Needless to say (but apparently not), Trillin has been a champion of anything but a white planet and white food for half a century, almost single-handedly inventing the field of writing about “vernacular” food in America. Monica Eng calls attention to a 2003 piece she did about him, eating his way through Argyle street, which shows how far wrong the characterization is. (There’s more conversation about this at Eng and Louisa Chu’s Chewing podcast, too, including with Jonathan Gold from his recent visit.)

I’ve written about the dangers of letting P.C. scare us away from other groups’ food before, but the main thing to remember when some activist starts saying other people have no business messin’ with their food is—it’s not their food just because they happened to be born in the group, they probably can’t even operate a frying pan, just their mouth. The people who actually work hard to make the food that is their heritage count on your wanting to pay money for it at their, maybe you’ve heard of them, restaurants. Support them and try it, as the great Calvin Trillin (I call him that despite his poetry) has been doing longer than you’ve been alive, kid.


And what, Trillin’s not enough, now we’re gonna pick on Hot Doug’s, too? Let’s go trash Santa Claus next! (Reader)


Generally my interest in Mindy Segal’s line of pot baked goods has been in inverse proportion to the hype they’ve gotten, so kudos to Mike Sula for a piece that digs deep enough into the chemistry, the industry, and how you make a brownie that doesn’t taste like rotten lawn clippings to be interesting on levels above sniggering about pot treats. (Reader)

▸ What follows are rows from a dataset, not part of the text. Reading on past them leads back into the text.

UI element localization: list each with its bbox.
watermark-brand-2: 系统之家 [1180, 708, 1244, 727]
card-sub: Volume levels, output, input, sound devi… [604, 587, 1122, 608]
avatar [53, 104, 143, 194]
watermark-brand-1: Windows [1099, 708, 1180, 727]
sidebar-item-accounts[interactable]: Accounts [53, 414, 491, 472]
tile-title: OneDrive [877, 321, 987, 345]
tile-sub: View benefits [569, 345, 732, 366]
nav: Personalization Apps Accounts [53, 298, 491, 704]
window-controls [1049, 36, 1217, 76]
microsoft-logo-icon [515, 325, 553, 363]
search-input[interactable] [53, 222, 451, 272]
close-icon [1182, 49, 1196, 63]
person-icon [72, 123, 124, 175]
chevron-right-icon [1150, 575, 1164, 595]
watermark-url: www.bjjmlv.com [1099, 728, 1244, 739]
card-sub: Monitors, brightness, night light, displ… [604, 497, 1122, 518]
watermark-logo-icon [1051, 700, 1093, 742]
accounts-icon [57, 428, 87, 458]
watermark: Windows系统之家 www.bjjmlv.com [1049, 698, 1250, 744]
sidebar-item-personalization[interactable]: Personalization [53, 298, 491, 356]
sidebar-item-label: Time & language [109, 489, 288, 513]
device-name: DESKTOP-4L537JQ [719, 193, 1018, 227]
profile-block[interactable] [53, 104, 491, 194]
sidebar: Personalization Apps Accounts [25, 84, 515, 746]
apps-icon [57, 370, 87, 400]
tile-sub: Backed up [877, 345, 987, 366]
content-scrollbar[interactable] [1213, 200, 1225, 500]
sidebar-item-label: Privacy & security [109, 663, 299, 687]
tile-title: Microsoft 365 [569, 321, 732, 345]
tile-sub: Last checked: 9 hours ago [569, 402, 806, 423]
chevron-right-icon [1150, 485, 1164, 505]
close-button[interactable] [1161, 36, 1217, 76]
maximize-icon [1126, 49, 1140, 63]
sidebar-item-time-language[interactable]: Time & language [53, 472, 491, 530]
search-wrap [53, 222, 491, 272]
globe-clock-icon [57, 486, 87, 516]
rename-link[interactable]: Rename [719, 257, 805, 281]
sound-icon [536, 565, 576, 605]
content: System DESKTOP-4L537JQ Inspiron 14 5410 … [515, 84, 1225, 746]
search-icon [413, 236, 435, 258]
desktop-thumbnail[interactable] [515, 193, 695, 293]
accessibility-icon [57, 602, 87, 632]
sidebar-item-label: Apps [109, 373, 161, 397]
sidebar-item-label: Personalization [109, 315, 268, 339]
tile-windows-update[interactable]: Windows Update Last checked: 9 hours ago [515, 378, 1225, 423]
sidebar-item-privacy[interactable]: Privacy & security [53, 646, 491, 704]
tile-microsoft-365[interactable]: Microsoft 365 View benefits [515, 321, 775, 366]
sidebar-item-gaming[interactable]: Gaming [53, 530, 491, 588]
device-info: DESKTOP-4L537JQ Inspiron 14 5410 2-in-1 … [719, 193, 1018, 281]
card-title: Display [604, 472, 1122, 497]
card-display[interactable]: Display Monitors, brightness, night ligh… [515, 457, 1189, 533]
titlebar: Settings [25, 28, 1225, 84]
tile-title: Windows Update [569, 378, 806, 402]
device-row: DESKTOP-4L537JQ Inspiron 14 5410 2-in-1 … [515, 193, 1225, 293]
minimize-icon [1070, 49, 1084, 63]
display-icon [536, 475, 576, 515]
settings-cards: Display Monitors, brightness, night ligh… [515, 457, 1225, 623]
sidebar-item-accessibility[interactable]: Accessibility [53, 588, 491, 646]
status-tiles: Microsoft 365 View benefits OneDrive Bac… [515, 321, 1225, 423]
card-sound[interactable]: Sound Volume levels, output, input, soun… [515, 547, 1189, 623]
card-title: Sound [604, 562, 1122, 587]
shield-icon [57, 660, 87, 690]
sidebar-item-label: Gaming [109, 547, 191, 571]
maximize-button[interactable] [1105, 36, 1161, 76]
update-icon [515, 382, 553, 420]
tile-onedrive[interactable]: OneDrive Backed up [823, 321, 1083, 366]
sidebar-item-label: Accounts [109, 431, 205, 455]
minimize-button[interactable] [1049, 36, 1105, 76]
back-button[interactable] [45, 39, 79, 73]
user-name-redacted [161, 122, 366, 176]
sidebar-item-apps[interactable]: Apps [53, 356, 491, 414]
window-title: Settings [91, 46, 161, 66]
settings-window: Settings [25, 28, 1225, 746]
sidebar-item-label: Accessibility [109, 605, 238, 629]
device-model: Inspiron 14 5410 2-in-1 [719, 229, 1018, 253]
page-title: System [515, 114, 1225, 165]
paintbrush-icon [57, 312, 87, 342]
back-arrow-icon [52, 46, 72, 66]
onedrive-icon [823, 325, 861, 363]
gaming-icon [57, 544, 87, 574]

A Loop McDonald’s is testing a coffee kiosk with no humans involved. I’m sure the proposed $15 minimum wage has nothing to do with it. Because how could you replace the warm humanity of ordering at McDonald’s?


Chicagoist points you to the city’s freshly updated farmers market schedule here.


First, took a bunch of out of town Francophile guests to The Blanchard, which they loved—and I recommend the oddest sounding dessert on the menu, a black currant mousse, which was full of fruit flavor surprises. I tried Oyster Bah, and on the plus side, the downstairs bar is cozy and the oyster selection and service is impeccable. But a main course lobster roll, allegedly the same one as at Shaw’s, was technically correct but just a little lacking in excitement compared to the near-perfect minimalist original.